An essential component of every MTSS framework involves a universal screening of all students. One aspect of an effective MTSS framework is a core curriculum where every student receives high-quality, differentiated core instruction backed by evidence and engaging instructional strategies. As a result, a student’s need for intensive intervention or a special education evaluation is ideally not related to poor classroom instruction.

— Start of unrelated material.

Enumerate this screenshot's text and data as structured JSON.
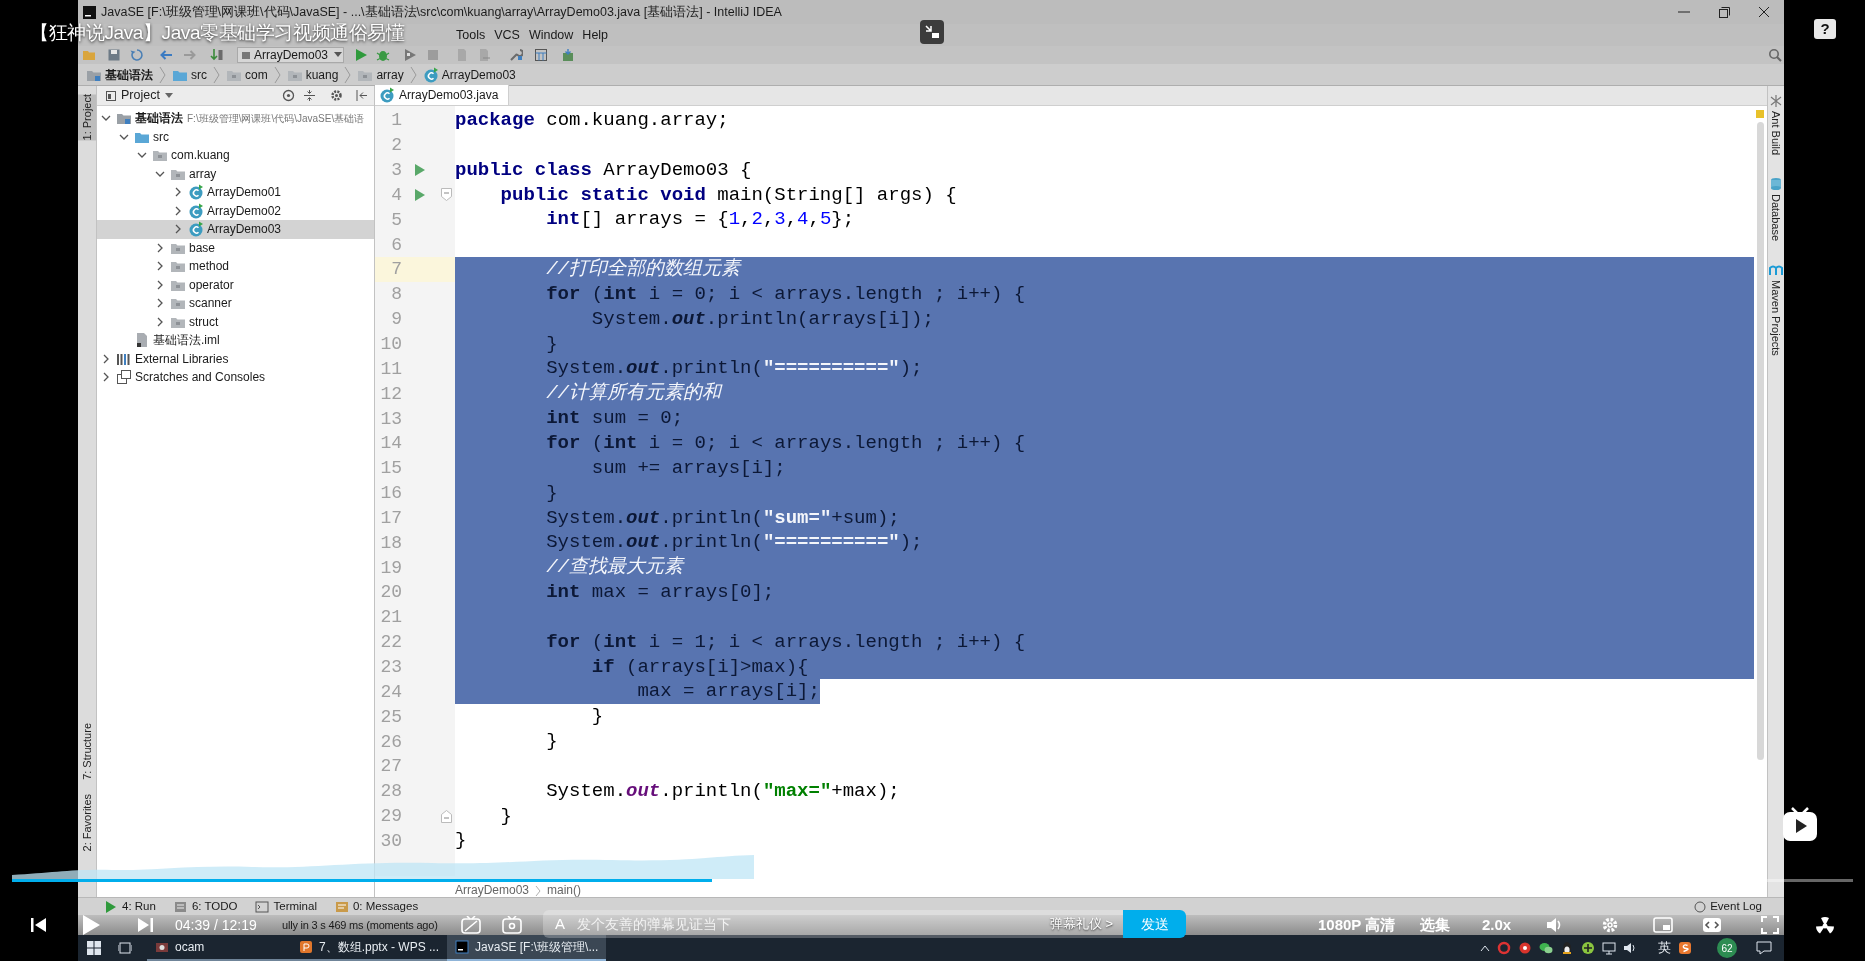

In a properly implemented system, the strong differentiated core would provide students who are not struggling with extension opportunities to take their learning deeper.  Students who need catch-up support also have access to differentiated core as well as appropriately designed intervention systems.  In a recent meta-analysis study, John Hattie found that Response to Instruction has an effect rate of 1.29.  “Hattie found that the average effect size of all the interventions he studied was 0.40. Therefore, he decided to judge the success of influences relative to this ‘hinge point’, in order to find an answer to the question ‘What works best in education?’”

What does a universal screening involve?

A universal screening should be a brief assessment that provides valid, reliable, and accurate results for determining which students may develop behavioral or learning problems. All students are screened to determine who is at risk of academic problems, so intervention strategies can be identified and enacted as early as possible.

How do teachers monitor student progress?

Progress monitoring is an important aspect of any RTI decision making process, as it measures the performance of all students, both in general and special education classrooms. The methods used must present reliable strategies for helping teachers cater their instruction to be more effective, and they should be enacted at least every month, or more frequently depending on the student need. Regular progress monitoring can also help educators identify students not exhibiting adequate progress, compare the effectiveness of different instruction forms, and design more individualized instruction forms.